Why AI Adoption Will Be Hybrid

A study released earlier this year by Lenovo indicates that an AI solution deployed on-premises offers a cost advantage of up to 8x compared to a cloud-based implementation (IaaS), and up to 18x compared to the use of state-of-the-art LLMs accessible via API.

Although there have recently been price reductions of more than 50% per token for some LLM models offered by Anthropic and OpenAI, and although Lenovo’s study omits significant costs associated with the on-premises alternative—such as skilled labor and software licenses— it is clear that, especially in medium- and long-term deployments with high token consumption, a hybrid AI approach should be seriously considered.

Furthermore, cost is not the only relevant variable in this equation. Data sovereignty represents another critical factor to consider, especially at a time when the use of artificial intelligence is receiving increasing attention from government institutions around the world and when AI governance frameworks are beginning to be implemented in various jurisdictions. In this context, proper data management becomes even more strategic—especially for companies operating in the financial, healthcare, and government sectors, where regulatory requirements regarding privacy and data localization are particularly stringent.

In addition to these factors, there are technical considerations, such as latency and model capacity. Certain workloads—especially those involving large volumes of data—may not be suitable for cloud processing, either due to performance constraints or the required response time, making on-premises infrastructure the most appropriate option. On the other hand, since models made available via API tend to incorporate the latest innovations, more complex and sophisticated tasks may necessarily require the use of the cloud.

From any perspective, the adoption of artificial intelligence in businesses tends to follow a hybrid model. In general, the exploration, prototyping, and testing phases benefit from cloud-based models: they are easy to implement, cost-effective, safe for experimentation, and deliver quick results. As these systems and applications mature and migrate to production environments, they tend to run on on-premises infrastructure, where control, performance, and large-scale cost efficiency become key factors.
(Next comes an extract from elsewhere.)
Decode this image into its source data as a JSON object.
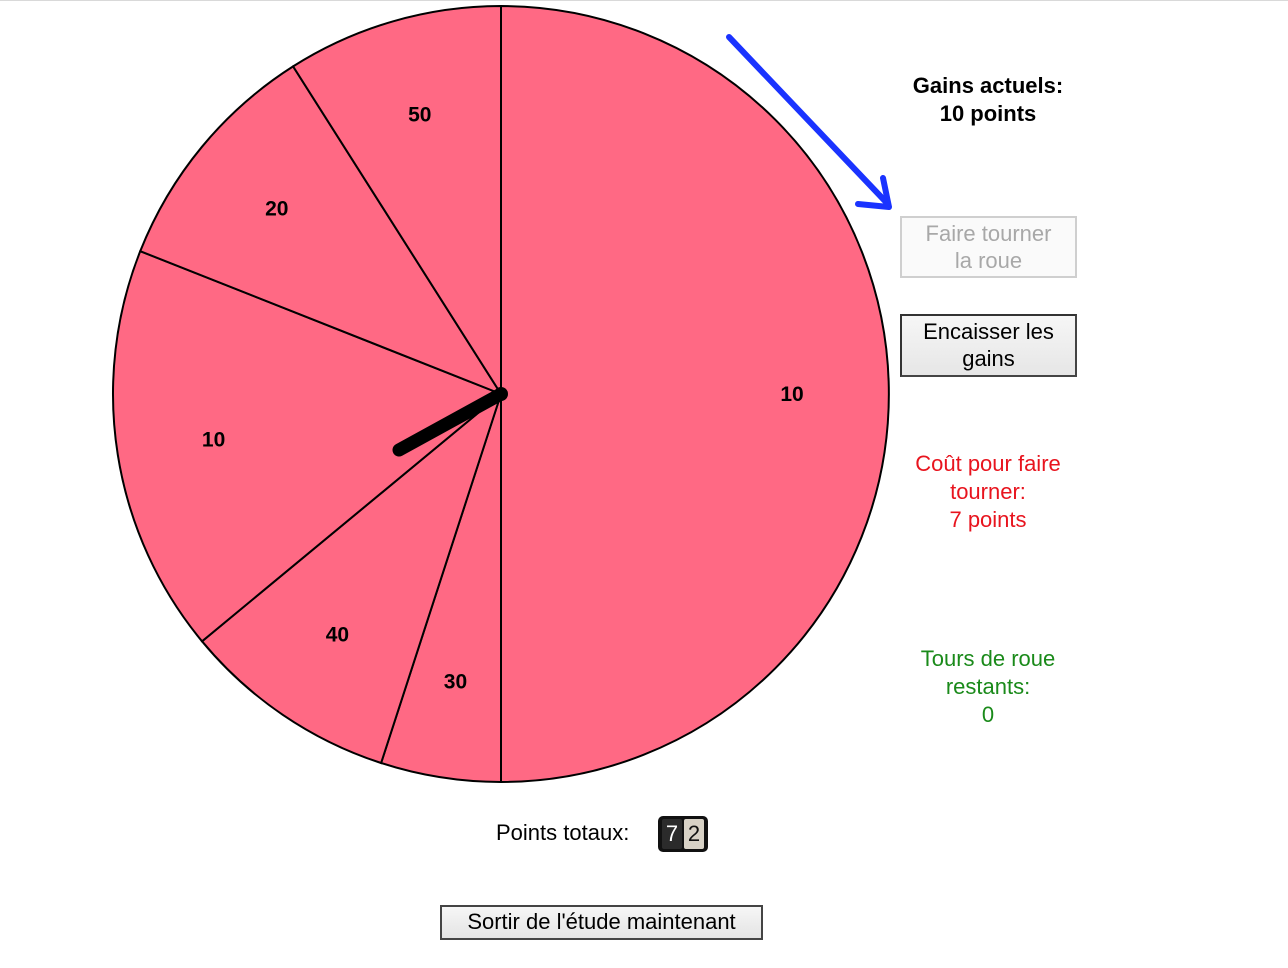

It is no coincidence that we are seeing the emergence of AI platforms designed to orchestrate this hybrid approach. These are agnostic solutions capable of integrating with any model or provider available on the market. They allow agents to dynamically switch their underlying LLM model based on variables such as cost per token, data volume, or the nature of the task being performed, and they implement a security layer via guardrails over any LLM currently used by the platform—or that may be incorporated in the future.

The issue, therefore, is not choosing between the cloud and on-premises, but rather building an AI strategy that leverages the best of each approach. Companies that understand this dynamic—and invest in the governance, architecture, and right tools to orchestrate it—will be better positioned to scale their AI journey safely, efficiently, and with long-term economic sustainability.